Trombose de Veia Porta em Pacientes com Cirrose

Criado em: 24 de Março de 2025 Autor: Amyr Chacar Revisor: Marcela Belleza

A trombose de veia porta ocorre em cerca de 14% dos pacientes com cirrose, com números ainda maiores em pacientes em descompensação e candidatos a transplante hepático [1]. O American Gastroenterology Association publicou uma atualização prática sobre o tema em fevereiro de 2025 [2]. Este tópico revisa o tema.

Quando suspeitar e como diagnosticar?

A trombose de veia porta tem manifestações clínicas variáveis. A intensidade dos sintomas costuma ser proporcional ao grau de oclusão venosa (parcial ou completa) e à proximidade com o evento trombótico (eventos recentes tendem a ser mais sintomáticos). 

Até 43% dos pacientes têm trombose de veia porta assintomática. Esses casos em geral são diagnosticados por exames de imagem por outros motivos, como no contexto de rastreio de carcinoma hepatocelular [3]. Apesar da elevada associação com cirrose, não há necessidade de rastreio de trombose de veia porta em pacientes assintomáticos com cirrose.

Dentre os pacientes sintomáticos, a dor abdominal é comum. Pode haver piora clínica da hipertensão portal, com exacerbação de varizes esofágicas e ascite [4, 5]. O aumento de transaminases é uma alteração laboratorial possível, geralmente discreta e, caso ausente, não pode ser utilizada para afastar a trombose. 

A investigação de trombose de veia porta deve ser considerada nas seguintes situações [2, 5, 6]: 

  • Dor abdominal.
  • Descompensação da cirrose sem causa clara.
  • Avaliação pré-transplante hepático (trombose de veia porta pode complicar aspectos técnicos do transplante e impactar em desfechos após a cirurgia [7]
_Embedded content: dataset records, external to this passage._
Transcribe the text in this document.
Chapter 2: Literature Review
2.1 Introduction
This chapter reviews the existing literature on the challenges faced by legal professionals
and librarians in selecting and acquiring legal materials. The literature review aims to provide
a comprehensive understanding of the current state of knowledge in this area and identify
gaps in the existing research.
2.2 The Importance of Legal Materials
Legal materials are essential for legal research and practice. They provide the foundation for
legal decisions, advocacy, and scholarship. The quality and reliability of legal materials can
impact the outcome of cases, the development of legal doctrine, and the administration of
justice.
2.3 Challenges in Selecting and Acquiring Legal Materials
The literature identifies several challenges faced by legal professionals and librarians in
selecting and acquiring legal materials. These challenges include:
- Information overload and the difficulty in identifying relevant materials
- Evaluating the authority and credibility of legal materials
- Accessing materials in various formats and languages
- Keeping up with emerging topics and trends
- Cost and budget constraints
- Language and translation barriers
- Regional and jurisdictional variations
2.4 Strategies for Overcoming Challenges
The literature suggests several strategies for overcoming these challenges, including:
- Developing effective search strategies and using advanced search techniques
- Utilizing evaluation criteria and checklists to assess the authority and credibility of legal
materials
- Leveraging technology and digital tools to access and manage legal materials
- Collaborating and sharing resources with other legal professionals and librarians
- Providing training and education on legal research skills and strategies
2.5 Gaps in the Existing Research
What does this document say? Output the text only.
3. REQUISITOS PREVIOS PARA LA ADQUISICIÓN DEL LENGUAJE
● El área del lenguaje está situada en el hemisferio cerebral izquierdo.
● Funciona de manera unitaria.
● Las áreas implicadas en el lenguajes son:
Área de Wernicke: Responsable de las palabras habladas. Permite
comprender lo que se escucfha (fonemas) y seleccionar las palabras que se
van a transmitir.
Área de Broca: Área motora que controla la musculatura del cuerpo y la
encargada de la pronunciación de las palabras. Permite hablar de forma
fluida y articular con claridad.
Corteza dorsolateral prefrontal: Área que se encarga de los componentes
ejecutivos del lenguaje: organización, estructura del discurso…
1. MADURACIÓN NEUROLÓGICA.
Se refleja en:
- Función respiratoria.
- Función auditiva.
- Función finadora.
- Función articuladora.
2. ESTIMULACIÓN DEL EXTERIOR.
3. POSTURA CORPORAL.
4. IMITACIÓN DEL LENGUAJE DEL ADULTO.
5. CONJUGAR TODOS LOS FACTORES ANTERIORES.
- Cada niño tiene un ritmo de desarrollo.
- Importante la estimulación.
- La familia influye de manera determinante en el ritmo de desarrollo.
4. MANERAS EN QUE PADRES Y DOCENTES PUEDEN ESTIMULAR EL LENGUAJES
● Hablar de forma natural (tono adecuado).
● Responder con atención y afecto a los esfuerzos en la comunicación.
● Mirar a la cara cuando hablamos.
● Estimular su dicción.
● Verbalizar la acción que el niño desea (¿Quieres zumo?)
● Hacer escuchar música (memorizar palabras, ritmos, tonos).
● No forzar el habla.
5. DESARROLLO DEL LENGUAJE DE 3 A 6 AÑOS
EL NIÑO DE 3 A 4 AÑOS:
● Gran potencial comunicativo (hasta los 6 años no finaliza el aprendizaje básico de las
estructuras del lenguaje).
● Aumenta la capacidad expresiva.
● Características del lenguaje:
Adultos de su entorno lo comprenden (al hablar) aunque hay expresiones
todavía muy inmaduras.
Para o diagnóstico, inicialmente deve ser realizada a ultrassonografia com doppler. A sensibilidade varia conforme a experiência do avaliador e o grau de oclusão venosa [8]. Se a ultrassonografia for positiva, deve-se complementar a avaliação com tomografia computadorizada (TC) com contraste venoso em quatro fases (pré-contraste, arterial, portal e tardia) ou ressonância magnética com contraste​. O motivo dessa complementação é que esses métodos conseguem evidenciar melhor aspectos da trombose úteis para o manejo clínico, como extensão da trombose e características do trombo [9].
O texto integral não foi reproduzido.